A train leaves Canberra for Sydney at 12 noon and another train leaves Sydney for Canberra 40 minutes later. Both travel at the *same constant* speed. The time taken by each to complete one trip is 3.5 hours.

Let the distance between the stations be D and the time after 12 that they meet is x hours. As they complete one trip in 3.5 hours their speed is `D/3.5`

Distance = speed*time; the time traveled by the train leaving Canberra is x and the time traveled by the other train is `x - 40/60` hours.

`(D/3.5)*x + (D/3.5)*(x - 40/60) = D`

Cancel D from both the sides

=> `x/3.5 + x/3.5 - 4/21 = 1`

=> `x*(2/3.5) = 25/21`

=> `x = 25/12` hours

=> x = 125 minutes

**The two trains meet after 125 minutes the first starts or at 2:05 pm**

**In my first answer i have made a mistake by taking 40minutes as 45 minutes. Appologize for that and this gives themodified answer.**

Let distance between canberra and sydney be X km.

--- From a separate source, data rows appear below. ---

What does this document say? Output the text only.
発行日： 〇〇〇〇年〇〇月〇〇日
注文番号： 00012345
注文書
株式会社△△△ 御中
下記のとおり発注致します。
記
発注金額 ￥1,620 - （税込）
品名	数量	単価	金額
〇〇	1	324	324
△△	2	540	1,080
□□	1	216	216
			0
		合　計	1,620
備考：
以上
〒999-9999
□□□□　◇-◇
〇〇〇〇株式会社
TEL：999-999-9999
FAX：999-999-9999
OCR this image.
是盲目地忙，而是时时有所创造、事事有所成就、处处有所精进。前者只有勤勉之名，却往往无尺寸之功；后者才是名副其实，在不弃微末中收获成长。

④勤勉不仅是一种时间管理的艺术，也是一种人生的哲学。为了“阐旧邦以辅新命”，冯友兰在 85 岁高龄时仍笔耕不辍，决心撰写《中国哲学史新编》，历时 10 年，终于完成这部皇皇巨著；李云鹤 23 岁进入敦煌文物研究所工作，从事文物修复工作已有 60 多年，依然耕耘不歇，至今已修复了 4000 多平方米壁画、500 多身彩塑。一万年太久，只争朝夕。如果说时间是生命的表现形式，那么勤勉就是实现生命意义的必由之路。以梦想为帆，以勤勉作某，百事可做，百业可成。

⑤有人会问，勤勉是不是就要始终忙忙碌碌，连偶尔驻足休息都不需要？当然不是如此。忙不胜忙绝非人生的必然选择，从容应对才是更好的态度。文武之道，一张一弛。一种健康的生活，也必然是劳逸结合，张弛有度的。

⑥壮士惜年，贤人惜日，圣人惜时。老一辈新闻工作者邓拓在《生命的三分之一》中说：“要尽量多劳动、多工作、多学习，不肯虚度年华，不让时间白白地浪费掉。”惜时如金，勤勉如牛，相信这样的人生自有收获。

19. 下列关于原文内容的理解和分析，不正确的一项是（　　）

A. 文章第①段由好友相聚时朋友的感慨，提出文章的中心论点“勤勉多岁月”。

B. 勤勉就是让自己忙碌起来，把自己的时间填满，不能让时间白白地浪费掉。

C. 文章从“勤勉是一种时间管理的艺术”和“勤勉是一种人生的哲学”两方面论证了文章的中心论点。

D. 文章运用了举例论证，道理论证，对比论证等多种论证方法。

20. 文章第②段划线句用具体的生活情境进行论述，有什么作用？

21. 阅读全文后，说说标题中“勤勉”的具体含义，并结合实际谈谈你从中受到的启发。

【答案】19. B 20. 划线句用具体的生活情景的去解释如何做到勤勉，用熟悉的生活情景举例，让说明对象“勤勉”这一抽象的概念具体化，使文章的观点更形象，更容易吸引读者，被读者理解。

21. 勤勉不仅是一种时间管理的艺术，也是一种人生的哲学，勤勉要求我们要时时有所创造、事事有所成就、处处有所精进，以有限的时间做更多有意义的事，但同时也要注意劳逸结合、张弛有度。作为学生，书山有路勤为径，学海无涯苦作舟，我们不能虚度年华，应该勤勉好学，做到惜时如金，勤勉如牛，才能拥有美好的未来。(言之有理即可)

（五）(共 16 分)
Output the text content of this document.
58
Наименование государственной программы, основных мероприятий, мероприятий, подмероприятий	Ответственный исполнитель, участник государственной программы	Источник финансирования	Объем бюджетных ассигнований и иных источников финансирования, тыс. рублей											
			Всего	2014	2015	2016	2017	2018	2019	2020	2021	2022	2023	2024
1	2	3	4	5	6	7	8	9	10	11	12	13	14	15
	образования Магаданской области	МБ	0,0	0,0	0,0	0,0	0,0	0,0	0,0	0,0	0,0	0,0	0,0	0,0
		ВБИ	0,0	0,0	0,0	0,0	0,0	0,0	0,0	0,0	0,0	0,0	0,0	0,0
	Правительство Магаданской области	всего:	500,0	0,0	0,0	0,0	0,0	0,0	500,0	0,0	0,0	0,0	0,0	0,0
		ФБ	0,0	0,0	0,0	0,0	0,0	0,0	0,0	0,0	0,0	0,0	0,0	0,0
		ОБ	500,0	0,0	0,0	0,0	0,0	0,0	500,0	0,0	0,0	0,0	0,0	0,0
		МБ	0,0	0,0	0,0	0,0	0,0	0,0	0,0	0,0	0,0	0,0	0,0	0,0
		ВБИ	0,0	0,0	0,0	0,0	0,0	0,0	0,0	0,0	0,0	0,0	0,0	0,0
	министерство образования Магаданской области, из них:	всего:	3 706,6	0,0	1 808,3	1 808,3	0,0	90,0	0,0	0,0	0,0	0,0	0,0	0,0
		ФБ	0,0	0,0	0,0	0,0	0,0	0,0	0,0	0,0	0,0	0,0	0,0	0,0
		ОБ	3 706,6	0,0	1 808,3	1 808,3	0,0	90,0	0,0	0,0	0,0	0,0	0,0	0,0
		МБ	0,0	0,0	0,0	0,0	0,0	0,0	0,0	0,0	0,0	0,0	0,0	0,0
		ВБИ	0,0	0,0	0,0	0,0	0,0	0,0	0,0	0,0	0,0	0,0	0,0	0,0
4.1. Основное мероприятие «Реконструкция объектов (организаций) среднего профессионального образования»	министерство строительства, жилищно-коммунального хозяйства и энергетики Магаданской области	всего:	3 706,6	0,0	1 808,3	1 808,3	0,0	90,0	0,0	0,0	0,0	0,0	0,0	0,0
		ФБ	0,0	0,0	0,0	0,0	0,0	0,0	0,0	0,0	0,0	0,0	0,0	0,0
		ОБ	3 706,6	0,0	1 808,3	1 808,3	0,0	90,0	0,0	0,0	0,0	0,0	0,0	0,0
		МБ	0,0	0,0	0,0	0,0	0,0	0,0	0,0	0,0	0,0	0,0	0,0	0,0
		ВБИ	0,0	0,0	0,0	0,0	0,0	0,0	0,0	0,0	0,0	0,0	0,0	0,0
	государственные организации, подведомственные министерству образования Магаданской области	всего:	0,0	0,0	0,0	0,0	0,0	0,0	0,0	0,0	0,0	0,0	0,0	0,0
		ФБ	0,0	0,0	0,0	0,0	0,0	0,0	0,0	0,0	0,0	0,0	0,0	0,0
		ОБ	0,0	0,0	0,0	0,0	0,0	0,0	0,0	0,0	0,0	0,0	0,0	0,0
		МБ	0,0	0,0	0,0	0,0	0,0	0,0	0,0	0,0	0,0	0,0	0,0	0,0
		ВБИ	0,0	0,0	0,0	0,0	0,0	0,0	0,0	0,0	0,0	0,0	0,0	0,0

The time for this trip = 3.5 hours

Then the travel speed of a train (V) = X/3.5 km/h

Say the trains meets at a distance Y km from canberra. Then from sydney it has (X-Y) km.

If the first train starts its journey at t=0; the second will start its journey at t=2/3h or t=40minutes.

Let the trains meet together at time t= t1

Then at time t=t1

first train has travelled Y km.

But distance = velocity*time

Therefore Y = v*t

** Y=(X/3.5)*t1**-------------(1)

When t=t1 the second train has only traveeled (t1-0.75) h since it was 45 minutes late.

The distance travelled by second train when trains meet together is (X-Y) km.

Then like first train;

**(X-Y) =(X/3.5)*(t1-2/3)**----------(2)

From (1) Y=(X/3.5)*t1

**Y/X = t1/3.5**-------------------(3)

From (2) (X-Y) =(X/3.5)*(t1-2/3)

(X-Y)/X = (t1-2/3)/3.5

(X/X-Y/X) = (t1-2/3)/3.5

1-Y/X = (t1-2/3)/3.5

**Y/X = 1-(t1-2/3)/3.5**----------------(4)

The left side of both (3) and (4) are equal.

Therefore **t1/3.5**= **1-(t1-2/3)/3.5**

t1/3.5= (3.5-(t1-2/3))/3.5

t1= 3.5-t1+2/3

t1 = (3.5+2/3)/2

t1= 2.083333 h

t1 = 2h and 5 min

**So the trains will meet 2 hours and 5 minutes after the first train starts its journey.**

**Assumption**

**Both trains travel at same speed right from the start.**